Key role of structural defects in amorphous solid deformation uncovered

Researchers at the Indian Institute of Science Education and Research (IISER) Pune and the CSIR-National Chemical Laboratory (NCL) Pune have shown that the macroscopic deformation of amorphous solids is controlled by structural defects within the material.

This joint effort, led by Dr. Vijayakumar Chikkadi at IISER Pune and Dr. Sarika Bhattacharyya at CSIR-NCL, Pune, combines experimental studies on colloidal glasses—model systems for amorphous solids—with a theoretical framework based on the structural order parameter.

Published in the Proceedings of the National Academy of Sciences, the findings address a long-standing question in materials science and condensed matter physics.

All materials deform when external stresses are applied. In 1934, G.I. Taylor, M. Polanyi, and E. Orowan independently explained that macroscopic deformation originates from the dynamics of defects within the material. In crystalline solids, identifying these defects is relatively straightforward due to lattice distortions.

However, in amorphous solids, the lack of long-range order makes detecting defect-like regions far more challenging. While several approaches have been proposed to identify soft, defect-like regions in disordered solids, direct observation in experimental systems has been difficult.

To address this, Ratimanasee Sahu and Dr. Vijayakumar Chikkadi from IISER Pune conducted experiments using dense colloidal suspensions, which serve as models of amorphous solids. By tracking the motion of nearly 100,000 individual colloidal particles in three dimensions over time, using advanced microscopy techniques, they obtained unprecedented access to microscopic information that is difficult to acquire in atomic systems.

These studies exploited the structural order parameter developed by Mohit Sharma and Dr. Sarika Bhattacharyya at CSIR-NCL, Pune, to quantify soft and hard regions in amorphous suspensions, leading to the identification of structural defects.

“A key advantage of this order parameter, which is developed from detailed microscopic theory, is its practical applicability in experimental settings, making it more accessible compared to other theoretical quantities,” said Dr. Sarika Bhattacharyya.

For the first time, the team experimentally demonstrated that macroscopic deformation in colloidal glasses originates from localized deformations, which occur preferentially in regions containing structural defects when subject to external stress.

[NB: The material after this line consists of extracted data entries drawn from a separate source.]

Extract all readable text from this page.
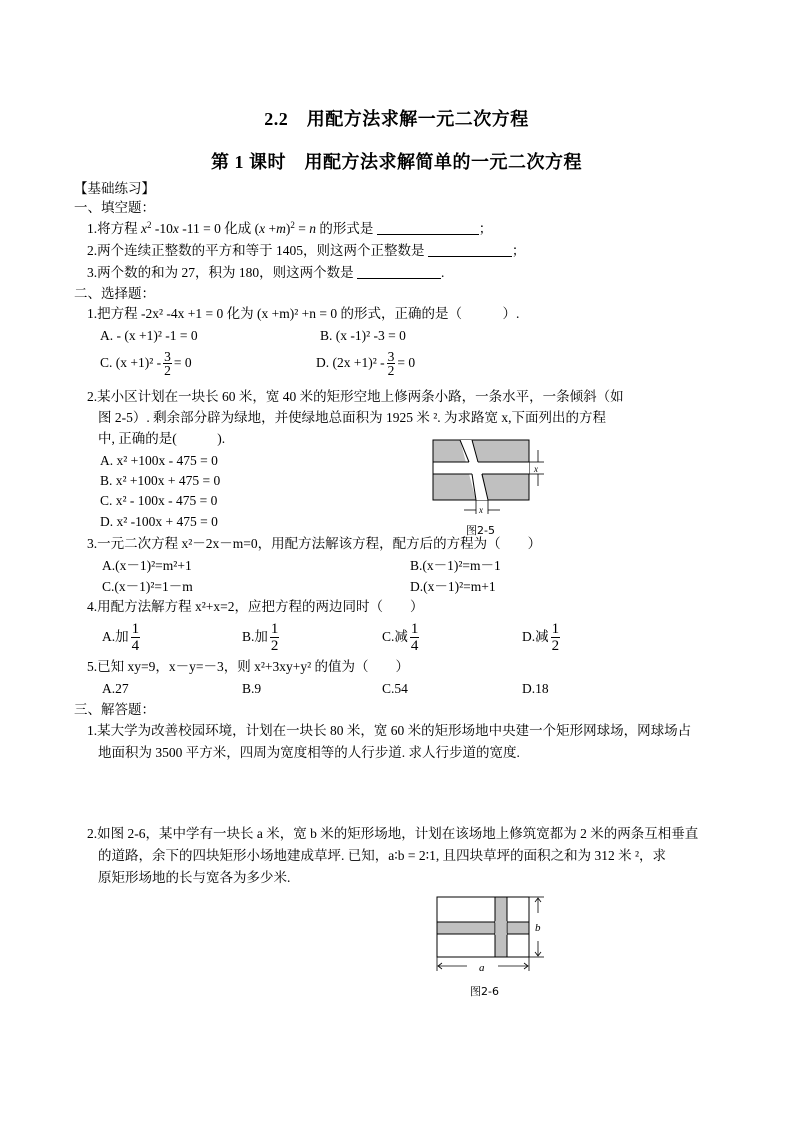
2.2　用配方法求解一元二次方程
第 1 课时　用配方法求解简单的一元二次方程
【基础练习】
一、填空题：
1.将方程 $x^2$ -10x -11 = 0 化成 $(x +m)^2 = n$ 的形式是	；
2.两个连续正整数的平方和等于 1405，则这两个正整数是	；
3.两个数的和为 27，积为 180，则这两个数是	.
二、选择题：
1.把方程 -2x² -4x +1 = 0 化为 (x +m)² +n = 0 的形式，正确的是（　　　）.
A. - (x +1)² -1 = 0	B. (x -1)² -3 = 0
C. $(x +1)^2 - \frac{3}{2} = 0$	D. $(2x +1)^2 - \frac{3}{2} = 0$
2.某小区计划在一块长 60 米，宽 40 米的矩形空地上修两条小路，一条水平，一条倾斜（如
图 2-5）. 剩余部分辟为绿地，并使绿地总面积为 1925 米 ². 为求路宽 x,下面列出的方程
中, 正确的是(　　　).
A. x² +100x - 475 = 0
B. x² +100x + 475 = 0
C. x² - 100x - 475 = 0
D. x² -100x + 475 = 0
x
x
图2-5
3.一元二次方程 x²－2x－m=0，用配方法解该方程，配方后的方程为（　　）
A.(x－1)²=m²+1	B.(x－1)²=m－1
C.(x－1)²=1－m	D.(x－1)²=m+1
4.用配方法解方程 x²+x=2，应把方程的两边同时（　　）
A.加 $\frac{1}{4}$	B.加 $\frac{1}{2}$	C.减 $\frac{1}{4}$	D.减 $\frac{1}{2}$
5.已知 xy=9，x－y=－3，则 x²+3xy+y² 的值为（　　）
A.27	B.9	C.54	D.18
三、解答题：
1.某大学为改善校园环境，计划在一块长 80 米，宽 60 米的矩形场地中央建一个矩形网球场，网球场占
地面积为 3500 平方米，四周为宽度相等的人行步道. 求人行步道的宽度.
2.如图 2-6，某中学有一块长 a 米，宽 b 米的矩形场地，计划在该场地上修筑宽都为 2 米的两条互相垂直
的道路，余下的四块矩形小场地建成草坪. 已知，a∶b = 2∶1, 且四块草坪的面积之和为 312 米 ²，求
原矩形场地的长与宽各为多少米.
b
a
图2-6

“This breakthrough significantly deepens our understanding of how defects affect the mechanical properties of disordered solids. It also paves the way for developing improved rheological models based on structural aspects that are applicable to a wide range of materials, including soft matter like granular materials and emulsions, as well as metallic glasses,” said Dr. Vijaykumar Chikkadi speaking on the future prospects of this work.